La differenza riguarda soprattutto chi inizia la connessione destinata ai dati.
Nella modalità attiva:
- il client apre la connessione di controllo verso il server;
- comunica al server dove può ricevere la connessione dati;
- il server avvia la connessione dati verso il client.
Ed è proprio il terzo punto a poter creare problemi.
Un computer che si trova dietro un router NAT o un firewall può rifiutare una connessione in ingresso che non riconosce come parte di una comunicazione già autorizzata.
Nella modalità passiva, invece:
- il client apre la connessione di controllo;
- chiede al server di preparare una connessione dati;
- il server comunica una porta disponibile;
- anche la seconda connessione viene aperta dal client verso il server.
La documentazione cPanel sintetizza bene la conseguenza pratica: in passive mode è il client a iniziare entrambe le connessioni, caratteristica che tende a funzionare meglio nelle reti protette da NAT e firewall.
Ecco perché un errore come “connessione riuscita, recupero elenco directory bloccato” deve far pensare anche alla modalità utilizzata e al firewall, non soltanto alla password.
Trasferimento ASCII e binario: qual è la differenza
Il protocollo prevede diversi tipi di rappresentazione dei dati. I due termini che si incontrano più spesso nei client sono ASCII e binary, chiamato anche image type nello standard.
La modalità ASCII nasce per i file di testo e può comportare trasformazioni nella rappresentazione dei caratteri di fine riga tra sistemi differenti.
La modalità binaria trasferisce invece i byte senza questa trasformazione ed è quindi adatta a immagini, archivi, video, eseguibili e, più in generale, file che devono arrivare identici al destinatario.
I client moderni gestiscono spesso la scelta automaticamente. Se non hai una ragione precisa per modificare questa impostazione, evita di forzare la modalità ASCII su file che non siano realmente testo destinato a quel tipo di conversione.
Come si stabilisce una connessione
Per collegarti a un server non basta conoscere il nome del protocollo.
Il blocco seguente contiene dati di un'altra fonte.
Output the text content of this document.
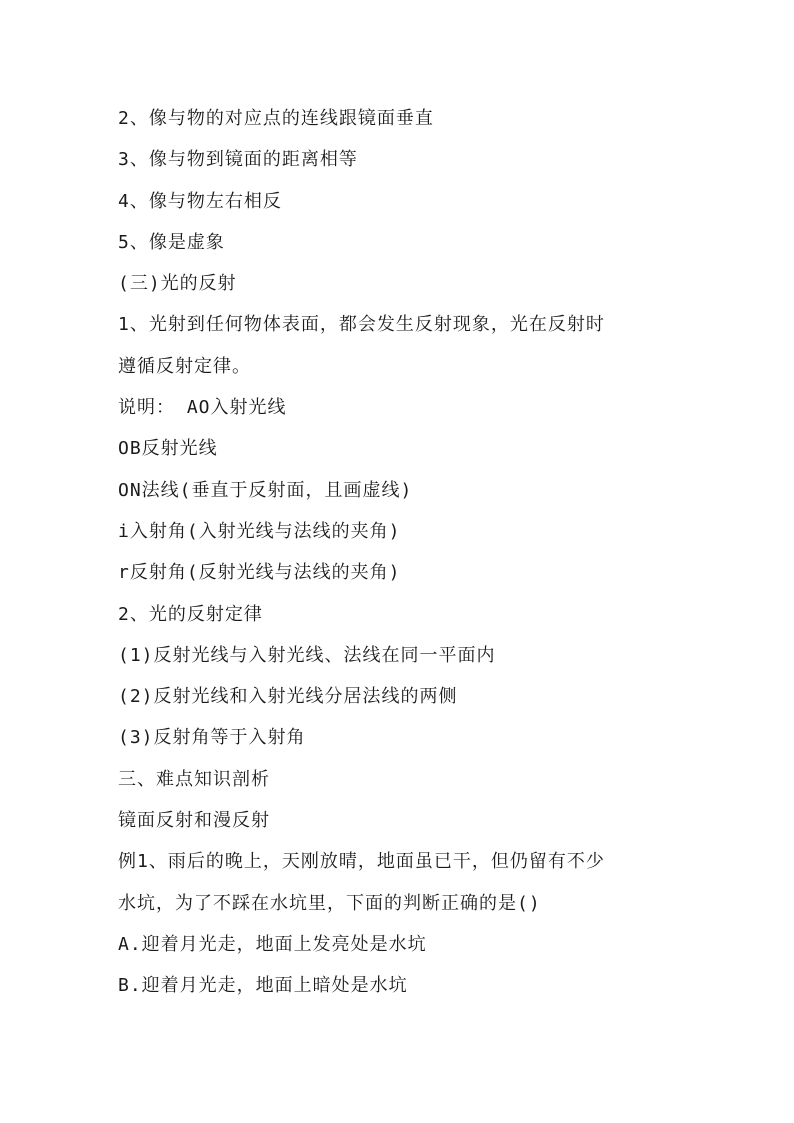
2、像与物的对应点的连线跟镜面垂直
3、像与物到镜面的距离相等
4、像与物左右相反
5、像是虚象
(三)光的反射
1、光射到任何物体表面，都会发生反射现象，光在反射时
遵循反射定律。
说明： AO入射光线
OB反射光线
ON法线(垂直于反射面，且画虚线)
i入射角(入射光线与法线的夹角)
r反射角(反射光线与法线的夹角)
2、光的反射定律
(1)反射光线与入射光线、法线在同一平面内
(2)反射光线和入射光线分居法线的两侧
(3)反射角等于入射角
三、难点知识剖析
镜面反射和漫反射
例1、雨后的晚上，天刚放晴，地面虽已干，但仍留有不少
水坑，为了不踩在水坑里，下面的判断正确的是()
A.迎着月光走，地面上发亮处是水坑
B.迎着月光走，地面上暗处是水坑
Devi disporre dei parametri esatti previsti dal servizio.
Normalmente servono:
- hostname o indirizzo del server;
- protocollo;
- porta;
- nome utente;
- password o altro sistema di autenticazione;
- eventuale directory iniziale;
- eventuali indicazioni sulla modalità attiva o passiva.
Il dato più importante è spesso quello che viene ignorato: usa il protocollo indicato dal provider.
Se l’hosting fornisce credenziali SFTP sulla porta 22, configurare una connessione classica sulla porta 21 non è un’alternativa equivalente. Stai tentando di parlare con un servizio differente.
Host, porta, username e password
L’host identifica il sistema a cui collegarsi.
Può coincidere con il dominio del sito, ma non è una regola. Un provider può fornire un hostname specifico oppure un indirizzo distinto dal dominio pubblico.
La porta permette invece di raggiungere il servizio corretto sul server.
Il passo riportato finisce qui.